When she was ten years old her father, having done his royal duty, died, and Wilhelmina became Queen of The Netherlands. She had a lonely time of it. Denied the companionship of other children, she lavished affection and attention on her dolls—scolded them, pampered them, admonished them that “if you are naughty I shall make you into a princess and then you won’t have any other little children to play with.”
An imperious girl (“Do all these people belong to me?”), she was also slim, proud, and pretty. The French dramatist Edmond Rostand called her “The little lily queen who rules over the kingdom of tulips.”
Bad Luck & Good. Queen Wilhelmina’s choice of a consort was Henry Wladimir, youngest son of the Grand Duke of Mecklenburg-Schwerin. Henry was a taxidermist’s dream of a German princeling, a beady-eyed, mean-spirited fellow, of whom the best that can be said is that he learned his place (considerably below the throne) and that, after eight years of marriage, he fathered Princess Juliana.
Juliana had better marital luck than her mother. Bernhard of Lippe-Biesterfeld was another German princeling, and vaguely suspected of Nazi sympathies to boot. But his record of intense loyalty to his Queen and adopted country during the war has made Prince Bernhard the most popular man in Holland today. In the last year of the war, he served as head of the Dutch resistance movement, later organized relief of stricken areas. .
Bernhard, who pilots his own plane, recently toured Scandinavia with Juliana (“Lula” to him) to thank the ruling houses for the relief sent Holland. The Danes gave Bernhard and Juliana the prized Order of the Elephant. Grateful but rueful, Bernhard commented privately: “There are two kinds of decorations—those for valor and those for banqueting; I get all the eating decorations.” Wilhelmina, who used to disapprove of Bernhard’s prewar frivolity (he even drank cocktails on Sunday) now thinks so much of him that she lets him smoke in her dining room.
As the People Change. The Queen has changed her mind about many other people and things. Before the war she was as conservative a monarch as could be found in Europe; she then expressed the character of a highly conservative people. But the Dutch changed under the Nazi occupation. Wilhelmina in London sensed the change, and, like a good daughter of the House of Orange, changed with them. When Cabinet members submitted programs she often said: “This is merely what you gentleman want. What would the Dutch people want?”
On her first state appearance after liberation, the once regally gowned Wilhelmina turned up in an old coat and a pair of green woolen gloves. The once socially aloof Wilhelmina invited a Miss Marianne Tellegen to be head of her personal cabinet. Miss Tellegen had no social standing whatever; she had merely been a heroine of the Dutch resistance, living for four years next door to Gestapo headquarters in Utrecht.

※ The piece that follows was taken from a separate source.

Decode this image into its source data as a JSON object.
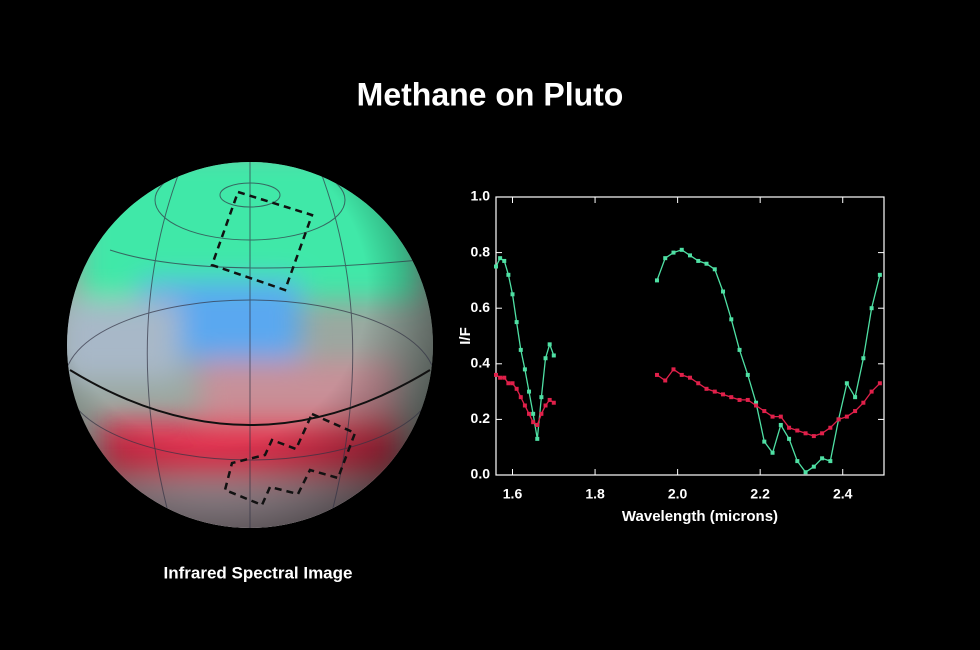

Wilhelmina gets around these days more than she ever did. She talks to coal miners and politicians and sailors and wounded resistance men. Every member of her Cabinet knows that she knows more about the Dutch people than he does. One subject defended Wilhelmina with a nationally typical understatement: “She is good to the sick and costs no more than a president.”

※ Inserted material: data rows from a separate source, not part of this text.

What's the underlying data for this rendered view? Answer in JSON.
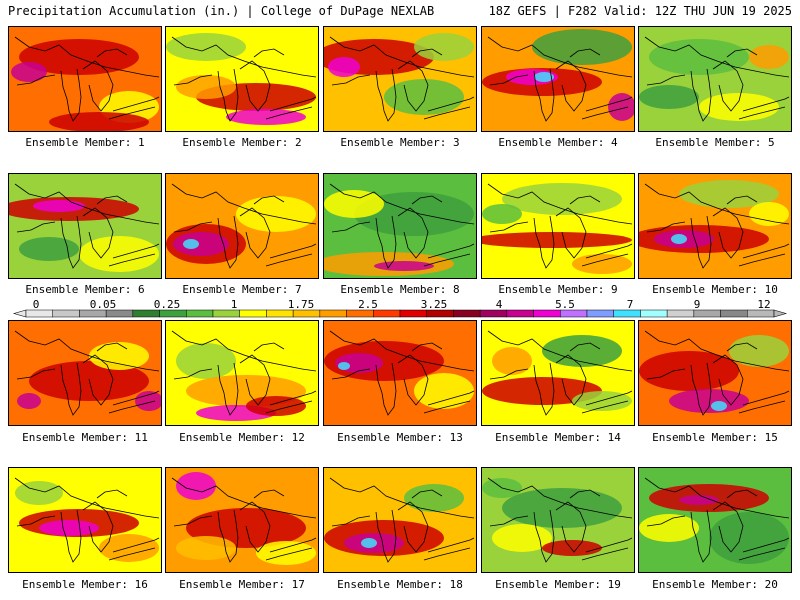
{
  "header": {
    "left": "Precipitation Accumulation (in.) | College of DuPage NEXLAB",
    "right": "18Z GEFS | F282 Valid: 12Z THU JUN 19 2025"
  },
  "legend": {
    "tick_labels": [
      "0",
      "0.05",
      "0.25",
      "1",
      "1.75",
      "2.5",
      "3.25",
      "4",
      "5.5",
      "7",
      "9",
      "12"
    ],
    "colors": [
      "#e8e8e8",
      "#c8c8c8",
      "#a8a8a8",
      "#8a8a8a",
      "#2f7f2f",
      "#3ea03e",
      "#5cbe3e",
      "#9ad23c",
      "#ffff00",
      "#ffe200",
      "#ffc000",
      "#ff9c00",
      "#ff6e00",
      "#ff3a00",
      "#e00000",
      "#b00000",
      "#8a0020",
      "#a00060",
      "#c80090",
      "#ee00d0",
      "#c070ff",
      "#7f9cff",
      "#40e0ff",
      "#a0ffff",
      "#d0d0d0",
      "#a8a8a8",
      "#888888",
      "#b8b8b8"
    ]
  },
  "panels": [
    {
      "caption": "Ensemble Member: 1",
      "bg": "#ff6e00",
      "blobs": [
        [
          "#cc0000",
          70,
          30,
          60,
          18
        ],
        [
          "#c80090",
          20,
          45,
          18,
          10
        ],
        [
          "#ffff00",
          120,
          80,
          30,
          16
        ],
        [
          "#cc0000",
          90,
          95,
          50,
          10
        ]
      ]
    },
    {
      "caption": "Ensemble Member: 2",
      "bg": "#ffff00",
      "blobs": [
        [
          "#9ad23c",
          40,
          20,
          40,
          14
        ],
        [
          "#cc0000",
          90,
          70,
          60,
          14
        ],
        [
          "#ee00d0",
          100,
          90,
          40,
          8
        ],
        [
          "#ff9c00",
          40,
          60,
          30,
          12
        ]
      ]
    },
    {
      "caption": "Ensemble Member: 3",
      "bg": "#ffc000",
      "blobs": [
        [
          "#cc0000",
          50,
          30,
          60,
          18
        ],
        [
          "#ee00d0",
          20,
          40,
          16,
          10
        ],
        [
          "#5cbe3e",
          100,
          70,
          40,
          18
        ],
        [
          "#9ad23c",
          120,
          20,
          30,
          14
        ]
      ]
    },
    {
      "caption": "Ensemble Member: 4",
      "bg": "#ff9c00",
      "blobs": [
        [
          "#3ea03e",
          100,
          20,
          50,
          18
        ],
        [
          "#cc0000",
          60,
          55,
          60,
          14
        ],
        [
          "#ee00d0",
          50,
          50,
          26,
          8
        ],
        [
          "#40e0ff",
          62,
          50,
          10,
          5
        ],
        [
          "#c80090",
          140,
          80,
          14,
          14
        ]
      ]
    },
    {
      "caption": "Ensemble Member: 5",
      "bg": "#9ad23c",
      "blobs": [
        [
          "#5cbe3e",
          60,
          30,
          50,
          18
        ],
        [
          "#ffff00",
          100,
          80,
          40,
          14
        ],
        [
          "#ff9c00",
          130,
          30,
          20,
          12
        ],
        [
          "#3ea03e",
          30,
          70,
          30,
          12
        ]
      ]
    },
    {
      "caption": "Ensemble Member: 6",
      "bg": "#9ad23c",
      "blobs": [
        [
          "#cc0000",
          60,
          35,
          70,
          12
        ],
        [
          "#ee00d0",
          50,
          32,
          26,
          6
        ],
        [
          "#ffff00",
          110,
          80,
          40,
          18
        ],
        [
          "#3ea03e",
          40,
          75,
          30,
          12
        ]
      ]
    },
    {
      "caption": "Ensemble Member: 7",
      "bg": "#ff9c00",
      "blobs": [
        [
          "#cc0000",
          40,
          70,
          40,
          20
        ],
        [
          "#c80090",
          35,
          70,
          28,
          12
        ],
        [
          "#40e0ff",
          25,
          70,
          8,
          5
        ],
        [
          "#ffff00",
          110,
          40,
          40,
          18
        ]
      ]
    },
    {
      "caption": "Ensemble Member: 8",
      "bg": "#5cbe3e",
      "blobs": [
        [
          "#3ea03e",
          90,
          40,
          60,
          22
        ],
        [
          "#ff9c00",
          60,
          90,
          70,
          12
        ],
        [
          "#ffff00",
          30,
          30,
          30,
          14
        ],
        [
          "#c80090",
          80,
          92,
          30,
          5
        ]
      ]
    },
    {
      "caption": "Ensemble Member: 9",
      "bg": "#ffff00",
      "blobs": [
        [
          "#9ad23c",
          80,
          25,
          60,
          16
        ],
        [
          "#cc0000",
          70,
          66,
          80,
          8
        ],
        [
          "#ff9c00",
          120,
          90,
          30,
          10
        ],
        [
          "#5cbe3e",
          20,
          40,
          20,
          10
        ]
      ]
    },
    {
      "caption": "Ensemble Member: 10",
      "bg": "#ff9c00",
      "blobs": [
        [
          "#cc0000",
          60,
          65,
          70,
          14
        ],
        [
          "#c80090",
          45,
          65,
          30,
          9
        ],
        [
          "#40e0ff",
          40,
          65,
          8,
          5
        ],
        [
          "#9ad23c",
          90,
          20,
          50,
          14
        ],
        [
          "#ffff00",
          130,
          40,
          20,
          12
        ]
      ]
    },
    {
      "caption": "Ensemble Member: 11",
      "bg": "#ff6e00",
      "blobs": [
        [
          "#cc0000",
          80,
          60,
          60,
          20
        ],
        [
          "#ffff00",
          110,
          35,
          30,
          14
        ],
        [
          "#c80090",
          140,
          80,
          14,
          10
        ],
        [
          "#c80090",
          20,
          80,
          12,
          8
        ]
      ]
    },
    {
      "caption": "Ensemble Member: 12",
      "bg": "#ffff00",
      "blobs": [
        [
          "#9ad23c",
          40,
          40,
          30,
          18
        ],
        [
          "#ff9c00",
          80,
          70,
          60,
          16
        ],
        [
          "#ee00d0",
          70,
          92,
          40,
          8
        ],
        [
          "#cc0000",
          110,
          85,
          30,
          10
        ]
      ]
    },
    {
      "caption": "Ensemble Member: 13",
      "bg": "#ff6e00",
      "blobs": [
        [
          "#cc0000",
          60,
          40,
          60,
          20
        ],
        [
          "#c80090",
          35,
          42,
          24,
          10
        ],
        [
          "#40e0ff",
          20,
          45,
          6,
          4
        ],
        [
          "#ffff00",
          120,
          70,
          30,
          18
        ]
      ]
    },
    {
      "caption": "Ensemble Member: 14",
      "bg": "#ffff00",
      "blobs": [
        [
          "#3ea03e",
          100,
          30,
          40,
          16
        ],
        [
          "#cc0000",
          60,
          70,
          60,
          14
        ],
        [
          "#ff9c00",
          30,
          40,
          20,
          14
        ],
        [
          "#9ad23c",
          120,
          80,
          30,
          10
        ]
      ]
    },
    {
      "caption": "Ensemble Member: 15",
      "bg": "#ff6e00",
      "blobs": [
        [
          "#cc0000",
          50,
          50,
          50,
          20
        ],
        [
          "#c80090",
          70,
          80,
          40,
          12
        ],
        [
          "#40e0ff",
          80,
          85,
          8,
          5
        ],
        [
          "#9ad23c",
          120,
          30,
          30,
          16
        ]
      ]
    },
    {
      "caption": "Ensemble Member: 16",
      "bg": "#ffff00",
      "blobs": [
        [
          "#cc0000",
          70,
          55,
          60,
          14
        ],
        [
          "#ee00d0",
          60,
          60,
          30,
          8
        ],
        [
          "#9ad23c",
          30,
          25,
          24,
          12
        ],
        [
          "#ff9c00",
          120,
          80,
          30,
          14
        ]
      ]
    },
    {
      "caption": "Ensemble Member: 17",
      "bg": "#ff9c00",
      "blobs": [
        [
          "#ee00d0",
          30,
          18,
          20,
          14
        ],
        [
          "#cc0000",
          80,
          60,
          60,
          20
        ],
        [
          "#ffff00",
          120,
          85,
          30,
          12
        ],
        [
          "#ffc000",
          40,
          80,
          30,
          12
        ]
      ]
    },
    {
      "caption": "Ensemble Member: 18",
      "bg": "#ffc000",
      "blobs": [
        [
          "#cc0000",
          60,
          70,
          60,
          18
        ],
        [
          "#c80090",
          50,
          75,
          30,
          10
        ],
        [
          "#40e0ff",
          45,
          75,
          8,
          5
        ],
        [
          "#5cbe3e",
          110,
          30,
          30,
          14
        ]
      ]
    },
    {
      "caption": "Ensemble Member: 19",
      "bg": "#9ad23c",
      "blobs": [
        [
          "#3ea03e",
          80,
          40,
          60,
          20
        ],
        [
          "#ffff00",
          40,
          70,
          30,
          14
        ],
        [
          "#cc0000",
          90,
          80,
          30,
          8
        ],
        [
          "#5cbe3e",
          20,
          20,
          20,
          10
        ]
      ]
    },
    {
      "caption": "Ensemble Member: 20",
      "bg": "#5cbe3e",
      "blobs": [
        [
          "#3ea03e",
          110,
          70,
          40,
          26
        ],
        [
          "#cc0000",
          70,
          30,
          60,
          14
        ],
        [
          "#ffff00",
          30,
          60,
          30,
          14
        ],
        [
          "#c80090",
          60,
          32,
          20,
          5
        ]
      ]
    }
  ]
}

The Dutch know that they have a hard road ahead. Viewing their Indonesian empire more as businessmen than as politicians, they are quite willing to give it political independence, assuming that the Indonesians will not disturb heavy Dutch investments (prewar estimate: nearly $2 billion). They feel keenly that they cannot be isolated or made immune from the ideological and economic storms that trouble the world. But the Dutch also remember that they have faced danger for centuries—the danger of the sea and the danger of a land divided by intense religious differences. They count on Wilhelmina to help them through, smiling in the midst of present want and inconveniences as they tell themselves: “When there is a good woman in the house, joy laughs from the window.”